In a 24 hour period , he sleeps for 8 hours, does housework for 1 hour and sits on the sofa for 15 hours.
In addition to this he does not leave the house. We have his car on finance sitting on the drive doing less than 1k miles a year.

On the weekend he gets up about 9am, he will be set up on the sofa when me and kids eventually come down. Me and kids do our own thing in or out of the house. He will not move from the sofa all day from 9am until 11pm at night both Saturday and Sunday and school holidays.
It's become a running joke between myself and the children when we drive into the driveway you can see his head on the sofa and we will say "oh dad's still on the sofa"!.
Any time of day you come in and out of the house there he is!! I often wonder what the neighbours think as they will be able to see him sitting there and that he doesn't go out.

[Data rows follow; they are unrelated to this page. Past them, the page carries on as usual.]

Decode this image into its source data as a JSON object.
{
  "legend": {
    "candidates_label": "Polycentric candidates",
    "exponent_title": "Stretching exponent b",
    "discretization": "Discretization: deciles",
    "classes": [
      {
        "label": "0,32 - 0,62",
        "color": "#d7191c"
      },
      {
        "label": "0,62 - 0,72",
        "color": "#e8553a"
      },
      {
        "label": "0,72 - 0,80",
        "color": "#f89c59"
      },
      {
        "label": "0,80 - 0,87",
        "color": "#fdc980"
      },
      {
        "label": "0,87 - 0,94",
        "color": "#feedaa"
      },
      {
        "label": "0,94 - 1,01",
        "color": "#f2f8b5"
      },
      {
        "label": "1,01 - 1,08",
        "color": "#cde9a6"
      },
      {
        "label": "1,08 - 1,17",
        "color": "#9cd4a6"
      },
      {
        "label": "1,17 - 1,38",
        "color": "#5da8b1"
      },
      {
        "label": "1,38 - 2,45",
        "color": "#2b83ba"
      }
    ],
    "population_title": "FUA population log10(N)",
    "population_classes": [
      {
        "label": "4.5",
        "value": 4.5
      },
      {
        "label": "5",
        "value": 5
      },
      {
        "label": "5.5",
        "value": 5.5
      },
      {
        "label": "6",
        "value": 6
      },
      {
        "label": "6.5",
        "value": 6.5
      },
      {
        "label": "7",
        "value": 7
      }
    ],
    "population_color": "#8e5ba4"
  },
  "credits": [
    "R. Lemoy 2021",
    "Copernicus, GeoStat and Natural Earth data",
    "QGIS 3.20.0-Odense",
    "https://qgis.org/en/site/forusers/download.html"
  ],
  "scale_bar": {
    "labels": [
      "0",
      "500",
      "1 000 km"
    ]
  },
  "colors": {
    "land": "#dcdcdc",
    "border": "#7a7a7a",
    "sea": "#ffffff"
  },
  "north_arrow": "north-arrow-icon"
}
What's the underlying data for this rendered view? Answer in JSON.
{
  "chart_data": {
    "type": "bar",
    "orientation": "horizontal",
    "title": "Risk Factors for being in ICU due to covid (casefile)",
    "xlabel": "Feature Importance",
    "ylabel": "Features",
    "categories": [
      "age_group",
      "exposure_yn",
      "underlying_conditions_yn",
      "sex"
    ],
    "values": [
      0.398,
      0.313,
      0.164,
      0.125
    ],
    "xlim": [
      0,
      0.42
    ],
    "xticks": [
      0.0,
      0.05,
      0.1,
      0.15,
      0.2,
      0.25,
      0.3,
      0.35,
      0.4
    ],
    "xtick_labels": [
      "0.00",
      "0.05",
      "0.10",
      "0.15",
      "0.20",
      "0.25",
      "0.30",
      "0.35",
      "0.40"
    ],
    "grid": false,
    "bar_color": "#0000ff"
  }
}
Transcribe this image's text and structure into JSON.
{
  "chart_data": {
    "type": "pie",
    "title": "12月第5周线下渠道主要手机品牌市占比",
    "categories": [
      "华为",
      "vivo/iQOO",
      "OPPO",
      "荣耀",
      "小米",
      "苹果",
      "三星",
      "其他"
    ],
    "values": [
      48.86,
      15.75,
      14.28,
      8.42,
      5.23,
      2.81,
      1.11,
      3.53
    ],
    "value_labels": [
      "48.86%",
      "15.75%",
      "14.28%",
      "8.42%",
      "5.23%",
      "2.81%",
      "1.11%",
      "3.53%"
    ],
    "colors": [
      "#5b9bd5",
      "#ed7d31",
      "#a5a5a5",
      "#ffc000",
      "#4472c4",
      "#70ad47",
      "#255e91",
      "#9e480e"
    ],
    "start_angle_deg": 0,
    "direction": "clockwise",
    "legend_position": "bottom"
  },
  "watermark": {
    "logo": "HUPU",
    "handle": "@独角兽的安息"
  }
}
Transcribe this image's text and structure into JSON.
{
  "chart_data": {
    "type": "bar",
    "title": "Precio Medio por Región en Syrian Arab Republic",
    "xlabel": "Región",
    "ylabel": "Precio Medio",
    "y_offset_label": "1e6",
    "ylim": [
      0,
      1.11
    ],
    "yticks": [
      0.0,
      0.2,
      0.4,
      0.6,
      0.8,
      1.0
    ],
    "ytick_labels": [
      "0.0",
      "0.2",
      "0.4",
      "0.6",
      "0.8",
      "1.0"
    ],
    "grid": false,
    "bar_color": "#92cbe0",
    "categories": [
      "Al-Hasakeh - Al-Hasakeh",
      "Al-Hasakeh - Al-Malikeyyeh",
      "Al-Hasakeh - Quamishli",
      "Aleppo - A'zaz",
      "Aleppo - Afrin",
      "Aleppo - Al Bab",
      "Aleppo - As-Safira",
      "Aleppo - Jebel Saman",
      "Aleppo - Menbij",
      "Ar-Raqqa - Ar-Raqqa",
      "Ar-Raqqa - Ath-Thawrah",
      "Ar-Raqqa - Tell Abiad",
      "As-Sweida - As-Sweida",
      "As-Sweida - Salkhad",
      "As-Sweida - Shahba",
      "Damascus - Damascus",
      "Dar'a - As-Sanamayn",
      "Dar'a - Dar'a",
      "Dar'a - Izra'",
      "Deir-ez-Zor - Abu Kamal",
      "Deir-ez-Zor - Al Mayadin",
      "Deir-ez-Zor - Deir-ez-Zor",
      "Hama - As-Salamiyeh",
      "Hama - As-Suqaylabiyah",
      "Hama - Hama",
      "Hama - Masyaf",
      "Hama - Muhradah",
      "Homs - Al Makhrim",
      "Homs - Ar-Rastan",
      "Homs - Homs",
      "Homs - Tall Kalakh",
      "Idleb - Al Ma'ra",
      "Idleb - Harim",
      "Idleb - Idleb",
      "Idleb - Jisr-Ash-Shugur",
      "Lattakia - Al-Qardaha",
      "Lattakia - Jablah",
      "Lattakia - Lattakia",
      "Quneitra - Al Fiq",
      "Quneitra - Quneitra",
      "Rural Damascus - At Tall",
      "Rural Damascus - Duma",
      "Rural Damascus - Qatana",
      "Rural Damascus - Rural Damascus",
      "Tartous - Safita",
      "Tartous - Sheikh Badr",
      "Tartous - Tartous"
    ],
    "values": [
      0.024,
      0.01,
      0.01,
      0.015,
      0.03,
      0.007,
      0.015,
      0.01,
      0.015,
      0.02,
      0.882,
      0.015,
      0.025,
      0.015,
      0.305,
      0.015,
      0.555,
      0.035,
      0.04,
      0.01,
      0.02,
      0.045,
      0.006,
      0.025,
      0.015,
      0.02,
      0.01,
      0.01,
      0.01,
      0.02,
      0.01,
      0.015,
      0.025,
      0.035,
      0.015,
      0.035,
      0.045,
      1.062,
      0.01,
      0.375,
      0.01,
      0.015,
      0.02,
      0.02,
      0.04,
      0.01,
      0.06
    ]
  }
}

It concerns me so much that a 40 year old is living this way. It's no life. He says he loves it!! Where do we go from here?
Not easy to say separate as been together since we were 18. We are emeshed financially .
As this has gone on for such a long time , we have just got used to it and carry on life around him. But for me now a massive anger is building inside me and every time I look at him on that sofa it enrages me and I just want to scream at him to get up.
We have 4 sofas/chairs in our lounge, he will only stay on this one that is opposite the tv. He won't let anyone else sit on it and he also won't sit on any of the others!! I think it's incredibly strange behaviour. Mentally it's obvious that he feels safe there and it has become his new normal but it's not normal in any way and I can't get him to see it!

Show him this it might wake him up

shuggles · 27/09/2025 21:09

NellieElephantine · 27/09/2025 20:28

How is this lazy sloth the homemaker?!

He's a stay at home husband. That's what I said, it's normal for the husband or stay at home partner to do the finances and budgeting. Not the breadwinner. I'm not sure where you got that idea from that the breadwinner also does the budgeting.